The editorial reviews for "Kill Anything That Moves" certainly got my attention. A who's who of acclaimed authors & reporters that any of the thousands of Vietnam War book authors , would be jealous of. "A tour de force of reporting......" Jonathan Schell, "The evidence he has assembled is irrefutable...." Andrew Bacevich, "I hope, Turse's book will become a hard-to-avoid, hard-to-dismiss corrective...." Tim O'Brien, "American patriots will appreciate Nick Turse's meticulously documented book...", James Bradley, "Nick Turse's Kill Anything That Moves is essential reading..." Marilyn Young "Meticulously researched, Kill Anything That Moves is the most comprehensive account to date of the war crimes committed by U.S. forces in Vietnam and the efforts made at the highest levels of the military to cover them up. It's an important piece of history." Frances FitzGerald. The Accolades continued with similar sentiment from Semour Hersh, Vanity Fair Magazine, John Prados, and Christian Appy. However Reading, " No book I have read in decades has so shaken me, as an American" from Daniel Ellsberg set the hook.
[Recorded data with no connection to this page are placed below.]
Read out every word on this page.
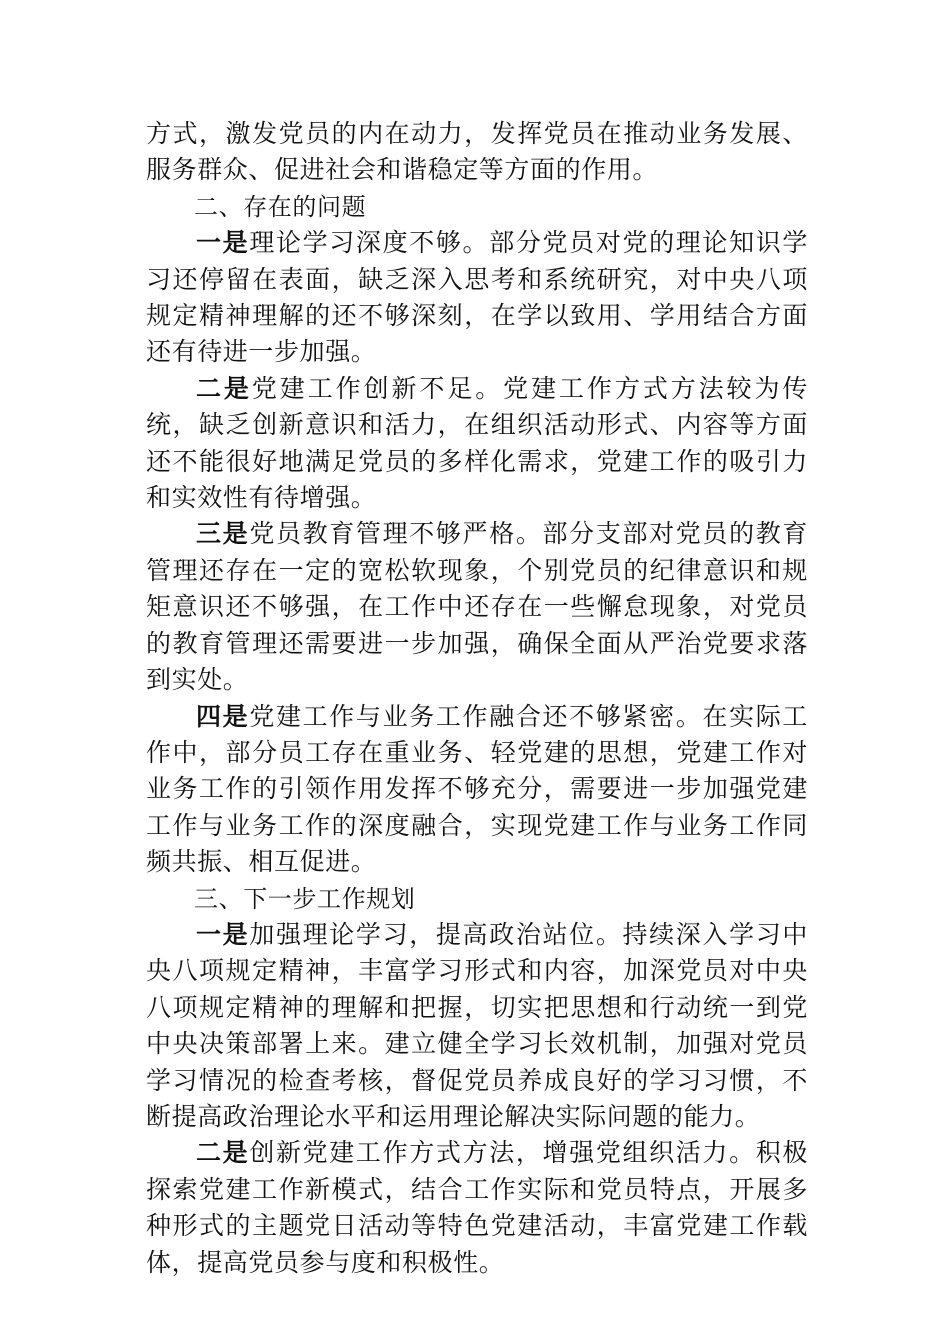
方式，激发党员的内在动力，发挥党员在推动业务发展、服务群众、促进社会和谐稳定等方面的作用。

二、存在的问题

一是理论学习深度不够。部分党员对党的理论知识学习还停留在表面，缺乏深入思考和系统研究，对中央八项规定精神理解的还不够深刻，在学以致用、学用结合方面还有待进一步加强。

二是党建工作创新不足。党建工作方式方法较为传统，缺乏创新意识和活力，在组织活动形式、内容等方面还不能很好地满足党员的多样化需求，党建工作的吸引力和实效性有待增强。

三是党员教育管理不够严格。部分支部对党员的教育管理还存在一定的宽松软现象，个别党员的纪律意识和规矩意识还不够强，在工作中还存在一些懈怠现象，对党员的教育管理还需要进一步加强，确保全面从严治党要求落到实处。

四是党建工作与业务工作融合还不够紧密。在实际工作中，部分员工存在重业务、轻党建的思想，党建工作对业务工作的引领作用发挥不够充分，需要进一步加强党建工作与业务工作的深度融合，实现党建工作与业务工作同频共振、相互促进。

三、下一步工作规划

一是加强理论学习，提高政治站位。持续深入学习中央八项规定精神，丰富学习形式和内容，加深党员对中央八项规定精神的理解和把握，切实把思想和行动统一到党中央决策部署上来。建立健全学习长效机制，加强对党员学习情况的检查考核，督促党员养成良好的学习习惯，不断提高政治理论水平和运用理论解决实际问题的能力。

二是创新党建工作方式方法，增强党组织活力。积极探索党建工作新模式，结合工作实际和党员特点，开展多种形式的主题党日活动等特色党建活动，丰富党建工作载体，提高党员参与度和积极性。
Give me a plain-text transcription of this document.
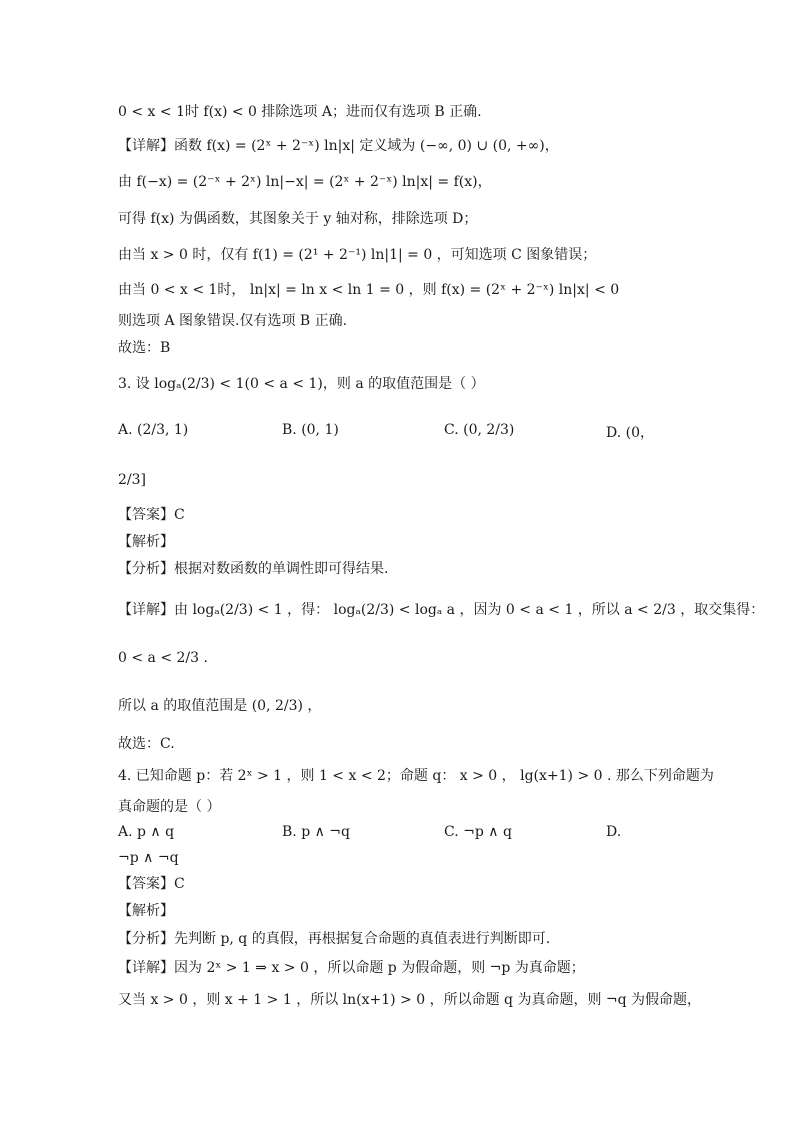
0 < x < 1时 f(x) < 0 排除选项 A；进而仅有选项 B 正确.
【详解】函数 f(x) = (2ˣ + 2⁻ˣ) ln|x| 定义域为 (−∞, 0) ∪ (0, +∞)，
由 f(−x) = (2⁻ˣ + 2ˣ) ln|−x| = (2ˣ + 2⁻ˣ) ln|x| = f(x)，
可得 f(x) 为偶函数，其图象关于 y 轴对称，排除选项 D；
由当 x > 0 时，仅有 f(1) = (2¹ + 2⁻¹) ln|1| = 0 ，可知选项 C 图象错误；
由当 0 < x < 1时， ln|x| = ln x < ln 1 = 0 ，则 f(x) = (2ˣ + 2⁻ˣ) ln|x| < 0
则选项 A 图象错误.仅有选项 B 正确.
故选：B
3. 设 logₐ(2/3) < 1(0 < a < 1)，则 a 的取值范围是（ ）
A. (2/3, 1)	B. (0, 1)	C. (0, 2/3)	D. (0，
2/3]
【答案】C
【解析】
【分析】根据对数函数的单调性即可得结果.
【详解】由 logₐ(2/3) < 1 ，得： logₐ(2/3) < logₐ a ，因为 0 < a < 1 ，所以 a < 2/3 ，取交集得：
0 < a < 2/3 .
所以 a 的取值范围是 (0, 2/3) ，
故选：C.
4. 已知命题 p：若 2ˣ > 1 ，则 1 < x < 2；命题 q： x > 0 ， lg(x+1) > 0 . 那么下列命题为
真命题的是（ ）
A. p ∧ q	B. p ∧ ¬q	C. ¬p ∧ q	D.
¬p ∧ ¬q
【答案】C
【解析】
【分析】先判断 p, q 的真假，再根据复合命题的真值表进行判断即可.
【详解】因为 2ˣ > 1 ⇒ x > 0 ，所以命题 p 为假命题，则 ¬p 为真命题；
又当 x > 0 ，则 x + 1 > 1 ，所以 ln(x+1) > 0 ，所以命题 q 为真命题，则 ¬q 为假命题，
I had to see for myself, how a book published in 2013 could add to the scope of knowledge, enhance the understanding of, or provide new factual material on what is known in Vietnam, as the American War. I can report upon finishing Kill Anything That Moves the book, lived up to the rave reviews and then some. In the introduction, the author explains his 10 year quest for the truth from all directions, he intrigues the reader with precise and frank discussion of the obstacles he encountered and the assistance he received, and impresses with his command of the literature, and the facts; newly uncovered by himself as well as those ferreted out by the soldiers, reporters and researchers who came before him. The author, by the end of his introduction sets a high bar for himself, " This was the real war, the one that barely appears in all the tens of thousands of volumes written about Vietnam. This was the War that Ron Ridenhour spoke about-the one in which My Lai was an operation, not an aberration. This was the war in which the American military and successive administrations in Washington produced not a few random massacres or even discrete strings of atrocities, but something on the order of thousands of days of relentless misery-a veritable system of suffering. That system, that machinery of suffering and what it meant for the Vietnamese people, is what this book is meant to explain."
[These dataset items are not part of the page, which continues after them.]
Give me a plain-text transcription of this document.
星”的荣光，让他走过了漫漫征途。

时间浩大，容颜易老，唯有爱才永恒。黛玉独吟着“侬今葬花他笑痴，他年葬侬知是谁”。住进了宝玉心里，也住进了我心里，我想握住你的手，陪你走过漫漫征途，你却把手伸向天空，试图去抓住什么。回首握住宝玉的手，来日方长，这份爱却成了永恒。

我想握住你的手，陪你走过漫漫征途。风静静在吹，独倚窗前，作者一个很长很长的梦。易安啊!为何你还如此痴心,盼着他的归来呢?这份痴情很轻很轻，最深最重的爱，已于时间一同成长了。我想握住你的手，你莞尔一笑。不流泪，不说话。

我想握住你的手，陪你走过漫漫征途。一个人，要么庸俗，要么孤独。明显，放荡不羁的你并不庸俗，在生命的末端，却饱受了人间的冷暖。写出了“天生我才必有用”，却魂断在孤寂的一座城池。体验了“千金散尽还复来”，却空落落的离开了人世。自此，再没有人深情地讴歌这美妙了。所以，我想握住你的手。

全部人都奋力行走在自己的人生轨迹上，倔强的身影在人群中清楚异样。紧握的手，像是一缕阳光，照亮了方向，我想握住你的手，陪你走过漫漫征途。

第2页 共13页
The 46 foot notes, in the books brief introduction alone, sourcing letters and sworn statements from US government files, as well as interviews with American Vietnam Veterans, and facts proven previously by acclaimed experts, inform quickly, those prepared to suggest unsubstantiated claims or urban legends, or the authors bias might be easy to dismiss, they are mistaken.
As Turse reveals, with uncanny skill, a difficult to hear story, of the suffering and the tragedy of the war on both combatants and civilians, he weaves the two together in a fashion, that has not been previously presented. The reader can feel the mutual empathy in his encounters with Jamie Henry, (if hero's, exist in this story Jamie would be among them). We sense his frustration with being too late to interview George Lewis, author the Concerned Sergeant letters, as he died before Turse was able to track him down. Turse marches the reader through Quang Ngai with ( thanks to the Toledo Blade) the now infamous Tiger Force, depicts the massacre at Trieu Ai,another at My Khe, he substantiates these and so many more with the testimony of participating US troops as well as the records from the Vietnam War Crimes Working Group.
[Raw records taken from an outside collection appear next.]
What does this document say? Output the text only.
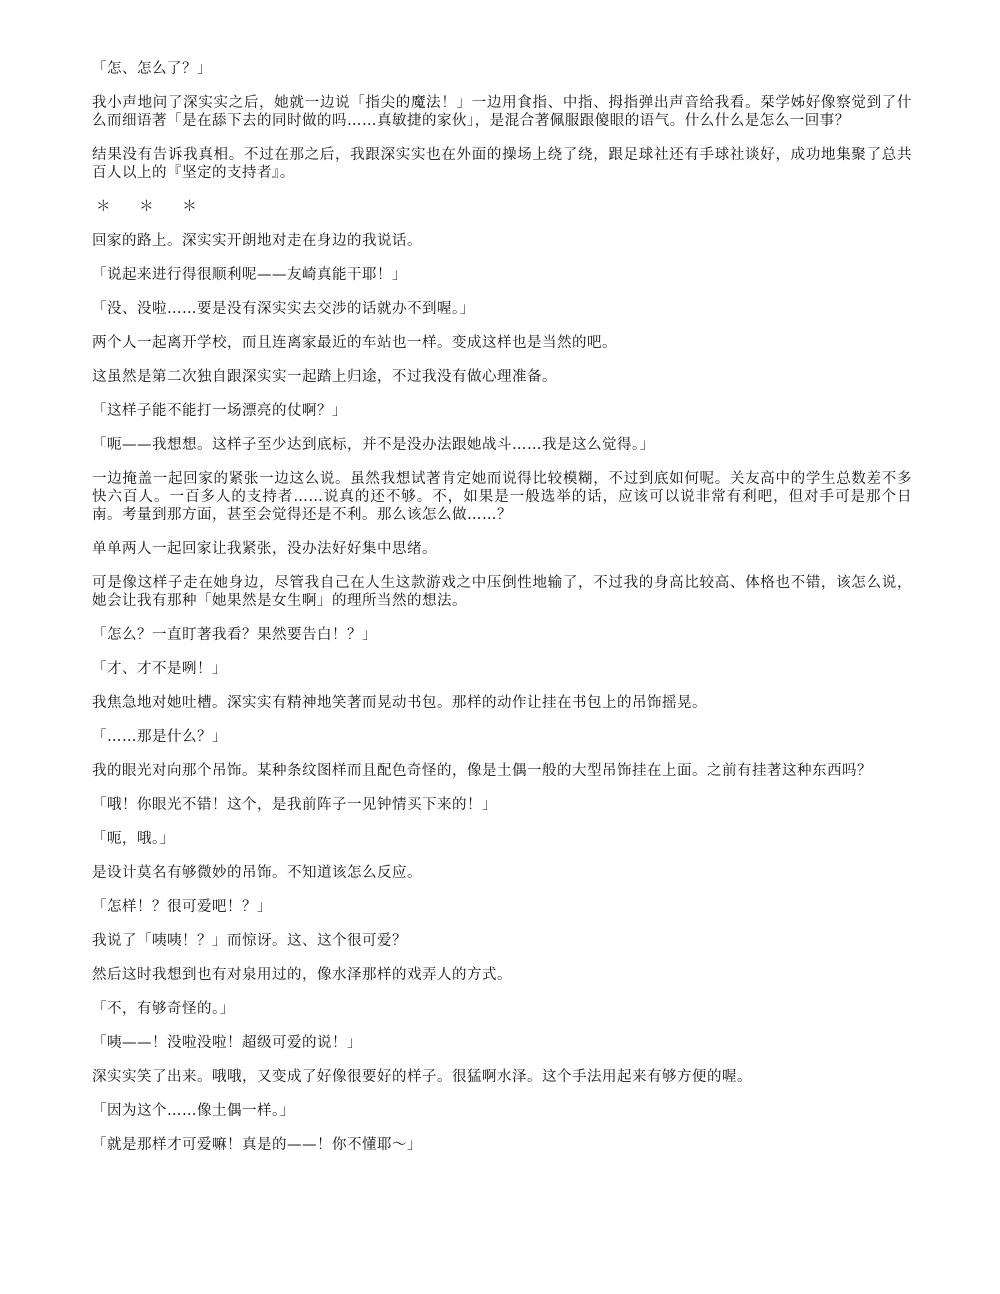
「怎、怎么了？」

我小声地问了深实实之后，她就一边说「指尖的魔法！」一边用食指、中指、拇指弹出声音给我看。栞学姊好像察觉到了什么而细语著「是在舔下去的同时做的吗……真敏捷的家伙」，是混合著佩服跟傻眼的语气。什么什么是怎么一回事？

结果没有告诉我真相。不过在那之后，我跟深实实也在外面的操场上绕了绕，跟足球社还有手球社谈好，成功地集聚了总共百人以上的『坚定的支持者』。

＊ ＊ ＊

回家的路上。深实实开朗地对走在身边的我说话。

「说起来进行得很顺利呢——友崎真能干耶！」

「没、没啦……要是没有深实实去交涉的话就办不到喔。」

两个人一起离开学校，而且连离家最近的车站也一样。变成这样也是当然的吧。

这虽然是第二次独自跟深实实一起踏上归途，不过我没有做心理准备。

「这样子能不能打一场漂亮的仗啊？」

「呃——我想想。这样子至少达到底标，并不是没办法跟她战斗……我是这么觉得。」

一边掩盖一起回家的紧张一边这么说。虽然我想试著肯定她而说得比较模糊，不过到底如何呢。关友高中的学生总数差不多快六百人。一百多人的支持者……说真的还不够。不，如果是一般选举的话，应该可以说非常有利吧，但对手可是那个日南。考量到那方面，甚至会觉得还是不利。那么该怎么做……？

单单两人一起回家让我紧张，没办法好好集中思绪。

可是像这样子走在她身边，尽管我自己在人生这款游戏之中压倒性地输了，不过我的身高比较高、体格也不错，该怎么说，她会让我有那种「她果然是女生啊」的理所当然的想法。

「怎么？一直盯著我看？果然要告白！？」

「才、才不是咧！」

我焦急地对她吐槽。深实实有精神地笑著而晃动书包。那样的动作让挂在书包上的吊饰摇晃。

「……那是什么？」

我的眼光对向那个吊饰。某种条纹图样而且配色奇怪的，像是土偶一般的大型吊饰挂在上面。之前有挂著这种东西吗？

「哦！你眼光不错！这个，是我前阵子一见钟情买下来的！」

「呃，哦。」

是设计莫名有够微妙的吊饰。不知道该怎么反应。

「怎样！？很可爱吧！？」

我说了「咦咦！？」而惊讶。这、这个很可爱？

然后这时我想到也有对泉用过的，像水泽那样的戏弄人的方式。

「不，有够奇怪的。」

「咦——！没啦没啦！超级可爱的说！」

深实实笑了出来。哦哦，又变成了好像很要好的样子。很猛啊水泽。这个手法用起来有够方便的喔。

「因为这个……像土偶一样。」

「就是那样才可爱嘛！真是的——！你不懂耶～」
*Turse tells the stories of Major Gordon Livingston, marine Gary Solis and Sargent Paul Cox told so many years ago.
* Hearing the recollections of Ho Thi A, Tran No, Luyen and scores of others who lived through these horrors and shared them with Turse, the reader can't help but feel the angst the author experienced asking them to recount them all these decade later.
* Gathering up the threads of Investigations by Ron Ridenhour, Alex Shimkin, Kevin Buckley and others, connecting the dots that they bravely set out, Turse uncovers and adds the missing pieces to their investigations telling finally in complete detail the stories they were unable to complete 40 years earlier.
* Perhaps most chilling and certainly the most important takeaway of Kill Anything That Moves, in my opinion, is that this abridged catalogue of horror was "the commonplace and inevitable result of official U.S. military policy" (Christian Appy); not mistakes, or misdeeds of a few bad apples or renegade units. But the policy conceived in the Pentagon with the compliance of two administrations and implemented not by the young men humping the boonies, but the generals and civilian architects of the American War in Vietnam, issuing orders like "Kill Anything That Moves".
Nick Turse's skill as a writer takes this difficult subject, and with care and respect weaves a compelling narrative that I could not put down. All patriotic Americans especially those interested in learning from misguided policies of our past, I'm sure will want to read Kill Anything That Moves.